Given the name Bangweulu, meaning “where the water meets the sky”, this community-owned protected wetland in north-eastern Zambia is one of the most extraordinary wetlands in all of Africa. Its unique floral and faunal diversity set the stage for a spectacular display of 689 different species of bird, including the Vulnerable and prehistoric-looking shoebill.
Prior to partnering with African Parks, rampant poaching and unrestricted fishing had seriously depleted the rivers and decimated the black lechwe antelope population, among other large mammal species. The introduction of sustainable harvesting, co-governance and community-driven conservation has helped restore the resources that now sustain both local communities and the natural ecosystem.

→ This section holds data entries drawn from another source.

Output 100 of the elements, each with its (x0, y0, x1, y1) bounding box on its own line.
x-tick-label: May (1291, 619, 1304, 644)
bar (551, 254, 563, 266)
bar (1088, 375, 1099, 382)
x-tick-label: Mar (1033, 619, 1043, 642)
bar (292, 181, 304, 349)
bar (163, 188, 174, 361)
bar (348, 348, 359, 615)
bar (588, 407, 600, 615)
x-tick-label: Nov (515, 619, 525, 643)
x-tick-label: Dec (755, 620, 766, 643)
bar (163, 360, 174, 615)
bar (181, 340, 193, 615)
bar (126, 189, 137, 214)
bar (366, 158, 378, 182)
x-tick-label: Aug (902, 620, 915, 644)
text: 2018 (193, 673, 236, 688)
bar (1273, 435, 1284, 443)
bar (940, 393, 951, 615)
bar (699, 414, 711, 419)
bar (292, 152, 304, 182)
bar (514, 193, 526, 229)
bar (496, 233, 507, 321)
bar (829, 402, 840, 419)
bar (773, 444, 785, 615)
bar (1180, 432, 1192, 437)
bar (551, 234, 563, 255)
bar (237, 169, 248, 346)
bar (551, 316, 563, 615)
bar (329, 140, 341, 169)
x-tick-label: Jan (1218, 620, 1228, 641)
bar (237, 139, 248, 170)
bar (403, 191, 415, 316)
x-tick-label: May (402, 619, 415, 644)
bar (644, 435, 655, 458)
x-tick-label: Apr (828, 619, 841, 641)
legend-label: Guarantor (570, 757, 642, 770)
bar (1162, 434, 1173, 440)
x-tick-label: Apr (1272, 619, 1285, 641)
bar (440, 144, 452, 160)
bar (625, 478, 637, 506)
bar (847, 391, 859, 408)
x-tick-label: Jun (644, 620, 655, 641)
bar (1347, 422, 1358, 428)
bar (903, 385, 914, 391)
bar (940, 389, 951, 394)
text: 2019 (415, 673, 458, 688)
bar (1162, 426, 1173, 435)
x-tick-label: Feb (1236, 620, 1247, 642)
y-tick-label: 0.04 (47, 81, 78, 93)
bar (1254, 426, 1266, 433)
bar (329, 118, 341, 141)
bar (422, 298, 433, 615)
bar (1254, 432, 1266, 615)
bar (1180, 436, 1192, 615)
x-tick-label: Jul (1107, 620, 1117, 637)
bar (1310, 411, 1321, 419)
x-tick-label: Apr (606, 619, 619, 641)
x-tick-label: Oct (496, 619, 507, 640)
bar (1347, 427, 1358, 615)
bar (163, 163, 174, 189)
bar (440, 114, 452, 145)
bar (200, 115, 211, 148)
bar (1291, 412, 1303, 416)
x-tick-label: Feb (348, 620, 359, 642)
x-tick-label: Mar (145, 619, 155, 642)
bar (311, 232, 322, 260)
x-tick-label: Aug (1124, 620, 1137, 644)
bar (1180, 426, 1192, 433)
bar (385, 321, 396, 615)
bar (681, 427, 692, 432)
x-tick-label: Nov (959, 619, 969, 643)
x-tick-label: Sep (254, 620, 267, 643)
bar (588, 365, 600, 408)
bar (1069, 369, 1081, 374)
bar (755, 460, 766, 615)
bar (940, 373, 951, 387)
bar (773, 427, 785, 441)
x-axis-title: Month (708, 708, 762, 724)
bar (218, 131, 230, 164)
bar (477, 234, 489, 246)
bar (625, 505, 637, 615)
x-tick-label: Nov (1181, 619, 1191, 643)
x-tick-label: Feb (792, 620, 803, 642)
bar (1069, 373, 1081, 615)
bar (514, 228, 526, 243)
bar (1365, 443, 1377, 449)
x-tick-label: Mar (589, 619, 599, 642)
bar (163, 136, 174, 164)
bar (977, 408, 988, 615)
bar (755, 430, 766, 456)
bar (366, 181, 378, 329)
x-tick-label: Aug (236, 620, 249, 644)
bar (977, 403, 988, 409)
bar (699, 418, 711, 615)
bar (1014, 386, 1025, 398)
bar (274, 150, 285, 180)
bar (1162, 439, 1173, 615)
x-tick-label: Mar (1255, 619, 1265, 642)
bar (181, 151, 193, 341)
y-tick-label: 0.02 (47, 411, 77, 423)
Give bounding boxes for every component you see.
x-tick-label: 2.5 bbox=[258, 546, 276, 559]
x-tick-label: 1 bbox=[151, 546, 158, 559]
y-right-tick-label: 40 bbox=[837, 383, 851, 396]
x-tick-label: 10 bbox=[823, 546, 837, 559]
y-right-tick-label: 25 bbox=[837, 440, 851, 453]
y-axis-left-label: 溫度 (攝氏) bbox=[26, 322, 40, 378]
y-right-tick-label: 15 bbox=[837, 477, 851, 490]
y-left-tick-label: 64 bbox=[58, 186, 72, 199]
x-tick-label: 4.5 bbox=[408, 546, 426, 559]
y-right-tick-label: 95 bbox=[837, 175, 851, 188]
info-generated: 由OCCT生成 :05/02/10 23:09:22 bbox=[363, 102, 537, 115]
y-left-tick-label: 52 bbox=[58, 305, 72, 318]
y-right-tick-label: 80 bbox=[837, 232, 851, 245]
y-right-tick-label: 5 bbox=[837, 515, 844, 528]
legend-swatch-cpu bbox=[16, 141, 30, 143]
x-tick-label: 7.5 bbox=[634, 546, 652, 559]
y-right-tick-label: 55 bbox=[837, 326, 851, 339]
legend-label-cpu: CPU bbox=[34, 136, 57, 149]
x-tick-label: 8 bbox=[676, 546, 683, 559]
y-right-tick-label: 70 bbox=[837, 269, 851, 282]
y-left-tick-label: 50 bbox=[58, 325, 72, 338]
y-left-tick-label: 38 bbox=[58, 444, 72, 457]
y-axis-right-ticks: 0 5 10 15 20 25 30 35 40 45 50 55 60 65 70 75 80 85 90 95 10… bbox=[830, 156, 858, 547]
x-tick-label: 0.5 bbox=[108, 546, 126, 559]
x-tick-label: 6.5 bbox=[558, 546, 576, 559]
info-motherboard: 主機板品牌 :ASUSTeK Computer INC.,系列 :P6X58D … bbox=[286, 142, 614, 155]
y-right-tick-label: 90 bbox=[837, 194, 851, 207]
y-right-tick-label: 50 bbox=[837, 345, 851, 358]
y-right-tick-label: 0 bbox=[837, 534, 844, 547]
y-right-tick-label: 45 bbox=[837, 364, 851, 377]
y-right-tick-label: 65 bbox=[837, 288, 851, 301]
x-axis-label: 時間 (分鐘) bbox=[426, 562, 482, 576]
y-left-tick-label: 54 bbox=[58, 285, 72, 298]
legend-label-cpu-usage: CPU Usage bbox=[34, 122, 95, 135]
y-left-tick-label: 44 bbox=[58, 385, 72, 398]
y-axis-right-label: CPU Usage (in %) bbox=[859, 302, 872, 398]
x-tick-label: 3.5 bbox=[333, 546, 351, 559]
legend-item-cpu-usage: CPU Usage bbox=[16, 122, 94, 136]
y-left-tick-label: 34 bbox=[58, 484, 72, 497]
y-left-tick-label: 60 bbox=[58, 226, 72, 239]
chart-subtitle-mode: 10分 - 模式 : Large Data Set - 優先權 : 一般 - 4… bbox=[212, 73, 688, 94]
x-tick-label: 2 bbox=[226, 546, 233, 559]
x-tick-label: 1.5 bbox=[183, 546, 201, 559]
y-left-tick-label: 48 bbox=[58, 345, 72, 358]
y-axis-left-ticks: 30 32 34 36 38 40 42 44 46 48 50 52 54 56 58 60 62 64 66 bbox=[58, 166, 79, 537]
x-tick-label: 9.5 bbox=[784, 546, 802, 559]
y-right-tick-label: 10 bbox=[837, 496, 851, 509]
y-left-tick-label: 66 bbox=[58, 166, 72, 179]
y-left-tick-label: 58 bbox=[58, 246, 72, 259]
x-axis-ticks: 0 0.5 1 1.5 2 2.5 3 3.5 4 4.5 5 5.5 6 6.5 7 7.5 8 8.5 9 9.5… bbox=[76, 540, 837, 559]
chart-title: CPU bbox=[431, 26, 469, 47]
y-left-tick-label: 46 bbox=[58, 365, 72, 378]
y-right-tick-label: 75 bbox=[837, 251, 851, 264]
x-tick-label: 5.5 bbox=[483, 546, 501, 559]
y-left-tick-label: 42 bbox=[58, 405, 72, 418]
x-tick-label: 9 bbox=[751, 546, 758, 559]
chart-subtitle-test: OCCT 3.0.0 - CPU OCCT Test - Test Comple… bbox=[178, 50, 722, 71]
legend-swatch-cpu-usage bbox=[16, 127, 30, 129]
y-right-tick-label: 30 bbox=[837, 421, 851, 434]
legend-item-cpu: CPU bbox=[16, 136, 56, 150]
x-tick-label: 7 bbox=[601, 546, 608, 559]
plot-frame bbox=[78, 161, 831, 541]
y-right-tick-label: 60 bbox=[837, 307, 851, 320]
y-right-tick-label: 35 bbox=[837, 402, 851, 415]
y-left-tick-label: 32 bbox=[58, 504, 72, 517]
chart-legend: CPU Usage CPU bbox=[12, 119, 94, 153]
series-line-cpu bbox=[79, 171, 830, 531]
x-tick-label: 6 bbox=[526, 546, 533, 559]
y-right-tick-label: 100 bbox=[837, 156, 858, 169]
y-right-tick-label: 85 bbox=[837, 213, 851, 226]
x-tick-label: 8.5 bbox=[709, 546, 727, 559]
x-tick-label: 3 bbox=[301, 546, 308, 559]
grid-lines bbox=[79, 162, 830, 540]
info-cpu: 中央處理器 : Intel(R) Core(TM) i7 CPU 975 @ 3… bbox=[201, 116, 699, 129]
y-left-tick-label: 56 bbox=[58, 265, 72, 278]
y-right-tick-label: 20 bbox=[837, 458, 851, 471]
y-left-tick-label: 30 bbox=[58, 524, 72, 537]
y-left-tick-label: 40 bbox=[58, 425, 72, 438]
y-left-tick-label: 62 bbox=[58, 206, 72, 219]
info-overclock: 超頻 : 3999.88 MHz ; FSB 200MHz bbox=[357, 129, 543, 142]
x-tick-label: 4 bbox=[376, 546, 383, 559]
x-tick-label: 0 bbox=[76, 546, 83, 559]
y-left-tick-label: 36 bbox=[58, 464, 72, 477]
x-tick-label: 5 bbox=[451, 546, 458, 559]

These communities are able to experience the tangible benefits of sustainable management through increased tourism and employment opportunities, which enhance the value of their natural heritage.
The park, one of the region’s largest employers, has established a Community Development Fund and overseen the construction of medical and school facilities.
Anti-poaching measures have seen the recovery of black lechwe, sitatunga and shoebill populations.
Bangweulu is well-positioned for the reintroduction of large mammals. We are confident that they will once again prosper in this fertile habitat. We plan to expand the Shoebill Guard Programme, which employs local fisherman to monitor nests, and to provide beekeeping training to boost community income through the production of honey.